The world of Days Gone doesn’t feel so poetically balanced, but somehow broken. To me, Deacon and Boozer’s arc is an important merit to the story. They gradually learn to trust others again and ask for help, when setbacks prevent them from forever going it alone. However, it’s only a fleeting, inconsequential moment, and I wish the game had taken a step back and fully explored that theme.
The atmosphere of Zombie Oregon is paranoid and untethered. Deacon isn’t at home anywhere, but rather just angrily roaming around Oregon. Everywhere is full of distrust, grudges, want, naked persistence, and apathy.
Whereas the horse and guitar of TLOU compare the zombie apocalypse to the Wild West, the motorbike and the prominently featuring psychopathic death cult of Days Gone take the mood in a much more dieselpunk direction. Less Laura Ingalls, more Furiosa.

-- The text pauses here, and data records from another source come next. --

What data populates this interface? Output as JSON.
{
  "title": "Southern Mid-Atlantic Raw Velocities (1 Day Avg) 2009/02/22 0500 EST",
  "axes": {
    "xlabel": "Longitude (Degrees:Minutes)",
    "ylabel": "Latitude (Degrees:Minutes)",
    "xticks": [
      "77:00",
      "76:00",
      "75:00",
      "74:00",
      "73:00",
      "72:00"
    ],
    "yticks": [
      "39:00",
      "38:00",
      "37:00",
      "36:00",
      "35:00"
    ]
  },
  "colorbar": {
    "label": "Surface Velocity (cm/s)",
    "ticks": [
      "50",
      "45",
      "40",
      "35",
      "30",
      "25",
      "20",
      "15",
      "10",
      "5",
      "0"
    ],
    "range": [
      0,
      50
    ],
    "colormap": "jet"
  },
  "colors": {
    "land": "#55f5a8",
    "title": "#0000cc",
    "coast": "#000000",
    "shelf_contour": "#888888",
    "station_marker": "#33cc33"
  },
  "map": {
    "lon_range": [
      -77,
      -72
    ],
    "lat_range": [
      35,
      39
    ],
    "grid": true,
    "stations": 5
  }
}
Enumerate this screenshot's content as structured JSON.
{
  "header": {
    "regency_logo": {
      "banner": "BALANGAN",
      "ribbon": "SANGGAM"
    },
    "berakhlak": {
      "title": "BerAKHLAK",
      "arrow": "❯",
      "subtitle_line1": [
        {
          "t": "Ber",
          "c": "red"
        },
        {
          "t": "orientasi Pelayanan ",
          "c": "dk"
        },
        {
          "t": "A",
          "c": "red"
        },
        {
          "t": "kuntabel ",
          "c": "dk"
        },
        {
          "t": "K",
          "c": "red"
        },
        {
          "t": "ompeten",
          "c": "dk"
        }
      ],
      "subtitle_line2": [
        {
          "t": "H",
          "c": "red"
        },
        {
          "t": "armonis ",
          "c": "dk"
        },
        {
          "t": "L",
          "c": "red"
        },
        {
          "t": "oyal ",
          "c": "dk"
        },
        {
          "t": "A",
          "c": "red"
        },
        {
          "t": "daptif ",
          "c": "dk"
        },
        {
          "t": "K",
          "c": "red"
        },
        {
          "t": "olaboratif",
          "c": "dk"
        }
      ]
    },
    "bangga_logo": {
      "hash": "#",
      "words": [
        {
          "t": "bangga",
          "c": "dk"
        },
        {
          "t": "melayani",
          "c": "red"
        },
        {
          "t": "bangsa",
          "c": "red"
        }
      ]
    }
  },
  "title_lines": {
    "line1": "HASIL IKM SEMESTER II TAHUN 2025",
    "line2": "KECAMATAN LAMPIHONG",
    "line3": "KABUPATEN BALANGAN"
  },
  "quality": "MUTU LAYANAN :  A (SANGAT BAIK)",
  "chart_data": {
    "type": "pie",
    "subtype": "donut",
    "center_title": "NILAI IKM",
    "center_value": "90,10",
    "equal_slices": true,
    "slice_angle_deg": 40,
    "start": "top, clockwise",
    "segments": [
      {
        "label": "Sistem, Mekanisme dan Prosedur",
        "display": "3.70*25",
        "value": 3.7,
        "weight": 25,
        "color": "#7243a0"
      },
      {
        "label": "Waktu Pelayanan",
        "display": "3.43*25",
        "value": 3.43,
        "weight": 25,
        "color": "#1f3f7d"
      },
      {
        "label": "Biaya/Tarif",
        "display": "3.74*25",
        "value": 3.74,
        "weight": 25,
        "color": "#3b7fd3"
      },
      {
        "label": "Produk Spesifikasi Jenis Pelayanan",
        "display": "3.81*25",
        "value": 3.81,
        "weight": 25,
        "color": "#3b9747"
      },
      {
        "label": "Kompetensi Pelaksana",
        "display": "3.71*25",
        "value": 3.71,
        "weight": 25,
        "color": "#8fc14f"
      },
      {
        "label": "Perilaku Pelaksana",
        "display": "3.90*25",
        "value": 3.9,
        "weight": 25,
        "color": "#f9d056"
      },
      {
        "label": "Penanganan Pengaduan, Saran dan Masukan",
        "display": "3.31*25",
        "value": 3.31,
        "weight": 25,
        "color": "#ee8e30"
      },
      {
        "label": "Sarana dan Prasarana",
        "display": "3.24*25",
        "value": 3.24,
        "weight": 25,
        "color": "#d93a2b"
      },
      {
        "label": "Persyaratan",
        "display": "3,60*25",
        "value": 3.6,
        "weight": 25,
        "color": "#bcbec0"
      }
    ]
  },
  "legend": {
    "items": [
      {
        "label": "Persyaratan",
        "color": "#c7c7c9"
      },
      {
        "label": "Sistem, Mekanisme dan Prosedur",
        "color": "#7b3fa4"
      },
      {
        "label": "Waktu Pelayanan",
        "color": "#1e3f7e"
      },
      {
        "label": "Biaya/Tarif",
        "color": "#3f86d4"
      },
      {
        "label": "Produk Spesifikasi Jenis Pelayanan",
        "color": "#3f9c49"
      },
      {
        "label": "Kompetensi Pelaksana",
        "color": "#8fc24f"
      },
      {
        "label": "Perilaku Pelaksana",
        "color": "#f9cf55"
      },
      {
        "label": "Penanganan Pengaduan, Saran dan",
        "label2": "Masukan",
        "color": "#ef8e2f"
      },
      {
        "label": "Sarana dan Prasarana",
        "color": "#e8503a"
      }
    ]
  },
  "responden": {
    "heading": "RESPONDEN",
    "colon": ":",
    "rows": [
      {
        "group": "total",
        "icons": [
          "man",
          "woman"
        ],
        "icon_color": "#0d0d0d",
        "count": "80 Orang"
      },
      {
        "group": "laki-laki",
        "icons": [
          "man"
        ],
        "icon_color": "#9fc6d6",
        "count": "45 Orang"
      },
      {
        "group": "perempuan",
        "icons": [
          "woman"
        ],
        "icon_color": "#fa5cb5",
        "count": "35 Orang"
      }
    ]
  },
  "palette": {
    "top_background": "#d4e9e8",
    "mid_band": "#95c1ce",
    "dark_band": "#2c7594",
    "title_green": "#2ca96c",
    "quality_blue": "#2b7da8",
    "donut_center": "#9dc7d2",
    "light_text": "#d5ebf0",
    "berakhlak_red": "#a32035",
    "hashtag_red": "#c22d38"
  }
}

When I was writing this, I was supposed to add a link to a blog post I read, but I could never find it again. It talked about how at least American post-apocalyptic stories are often mind-numbingly similar: heteronormative, middle-class, and strangely libertarian. The central characters are white heterosexuals whose chief motivation is protecting the nuclear family. The fantasy about the disappearance of society has to do with how there is finally nobody to tax you and boss you around, but rather, you are now free to shoot as many guns as you like, build fortifications, only care about you and yours, and not give a fuck about anybody else. To boot, zombies even provide a maximally dehumanised target for the maximal violence enabled by the cessation of society.
The blog called for different, queer and norm-resistant apocalypses. I think the text even named some web comics that had played with queer ideas of e.g. what the end of the world might mean for the patriarchy, marriage, sexual morals, the nuclear family, or monogamy.
(If you recognise or are able to find the blog post based on that description, please let me know and I will add the link.)

In this light, the most interesting scene in The Last of Us: Part II might actually be the one with lesbian sex, weed, and armpit hair. In Days Gone, by contrast, Deacon makes a point to appropriately grieve his lost love and honourably reject the advances of a new woman.